6,000 chickens who escaped a lorry crash on the M62 near Irlam has topped the Highways England list of ‘strangest spills’ on the country’s motorway network.
The crash in May 2014 closed the M62 between Junctions 11 at Birchwood and 12 for the Eccles interchange for several hours, causing traffic chaos for thousands of early morning rush-hour commuters.
Tragically around 1,500 birds were killed, but hundreds of surviving chickens were herded up an embankment and later rehomed at a nearby pet sanctuary.
Highways England published the list – which ranges from the strange to the dangerous – after drivers faced a slippery situation in early November when a lorry carrying 24 tonnes of lard crashed on the M1 near London.
The authority said the list highlighted the challenges it faces in clearing incidents which can cause hours of disruption to road users.
Some of the oddest items to cause major traffic problems in the past year include 20 tonnes of Marmite, refrigerated liquid oxygen, raw human sewage and 10 tonnes of salmon.
In some cases, thousands of objects had to be picked up by hand after spreading across several lanes of the motorway.
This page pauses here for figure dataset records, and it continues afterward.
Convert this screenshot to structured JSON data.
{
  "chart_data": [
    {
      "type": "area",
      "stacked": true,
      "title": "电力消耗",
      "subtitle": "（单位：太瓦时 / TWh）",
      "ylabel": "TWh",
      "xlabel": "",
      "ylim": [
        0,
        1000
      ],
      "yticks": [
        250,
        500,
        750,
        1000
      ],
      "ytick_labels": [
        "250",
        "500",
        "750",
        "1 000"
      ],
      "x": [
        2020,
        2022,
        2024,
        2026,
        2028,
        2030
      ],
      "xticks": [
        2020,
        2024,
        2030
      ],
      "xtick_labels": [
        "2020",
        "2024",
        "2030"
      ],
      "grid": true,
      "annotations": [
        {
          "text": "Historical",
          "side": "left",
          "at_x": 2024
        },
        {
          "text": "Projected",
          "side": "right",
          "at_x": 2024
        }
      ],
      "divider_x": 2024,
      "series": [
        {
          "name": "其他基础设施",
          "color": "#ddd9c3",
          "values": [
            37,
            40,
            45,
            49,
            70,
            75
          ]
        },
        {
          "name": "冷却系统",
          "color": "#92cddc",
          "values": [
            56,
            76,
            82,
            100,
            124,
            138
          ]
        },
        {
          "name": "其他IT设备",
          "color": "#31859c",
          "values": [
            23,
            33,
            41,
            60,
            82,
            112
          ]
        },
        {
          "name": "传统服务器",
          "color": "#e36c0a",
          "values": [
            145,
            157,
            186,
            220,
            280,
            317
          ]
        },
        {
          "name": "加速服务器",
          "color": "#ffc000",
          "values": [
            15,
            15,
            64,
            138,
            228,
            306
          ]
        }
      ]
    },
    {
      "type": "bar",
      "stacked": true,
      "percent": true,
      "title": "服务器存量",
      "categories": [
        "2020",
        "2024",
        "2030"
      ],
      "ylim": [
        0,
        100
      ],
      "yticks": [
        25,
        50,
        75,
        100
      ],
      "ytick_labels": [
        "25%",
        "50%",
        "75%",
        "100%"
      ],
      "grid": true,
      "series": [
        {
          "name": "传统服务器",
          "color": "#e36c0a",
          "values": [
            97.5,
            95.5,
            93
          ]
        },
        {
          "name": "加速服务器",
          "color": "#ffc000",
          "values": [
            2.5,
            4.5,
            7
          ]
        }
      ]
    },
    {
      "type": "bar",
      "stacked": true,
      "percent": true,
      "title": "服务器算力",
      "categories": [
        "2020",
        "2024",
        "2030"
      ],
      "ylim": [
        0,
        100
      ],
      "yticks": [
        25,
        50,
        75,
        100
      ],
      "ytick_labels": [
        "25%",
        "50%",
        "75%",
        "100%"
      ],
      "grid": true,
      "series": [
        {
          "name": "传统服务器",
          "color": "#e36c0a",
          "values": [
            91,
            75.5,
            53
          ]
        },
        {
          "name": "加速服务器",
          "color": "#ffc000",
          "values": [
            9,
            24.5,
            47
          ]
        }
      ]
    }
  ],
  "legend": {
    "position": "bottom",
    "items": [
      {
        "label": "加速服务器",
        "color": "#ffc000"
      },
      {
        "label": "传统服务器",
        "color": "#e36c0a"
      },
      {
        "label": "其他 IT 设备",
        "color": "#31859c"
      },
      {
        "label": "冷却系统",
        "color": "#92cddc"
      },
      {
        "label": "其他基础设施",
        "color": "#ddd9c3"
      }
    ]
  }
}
Melanie Clarke, director of customer operations at Highways England, explained: “Our roads are among the safest in the world, and safety is our number one priority.
“We know drivers get frustrated when their journeys are disrupted but we do all we can to clean the road quickly after an incident – and it’s often much more complicated than simply moving the vehicles off the road to reopen it.
“That’s why it can often take longer for us to safely reopen roads when a potentially dangerous substance is spilled in an incident.
“Our teams expect the unexpected, but of course, when you’re dealing with dangerous toxic chemicals, or emulsion paint, the clean-up operation is somewhat complicated.”
While unusual shed loads can cause a huge challenge, even everyday spills can pose complications for Highways England’s clean-up teams.
Diesel, which is often spilled after an HGV incident, creates a chemical reaction with asphalt that causes the road surface to rot.
Teams have to use highly-specialised hydroblasters to completely clean the road. If the road is badly damaged, it may have to be totally relaid so the surface maintains its integrity.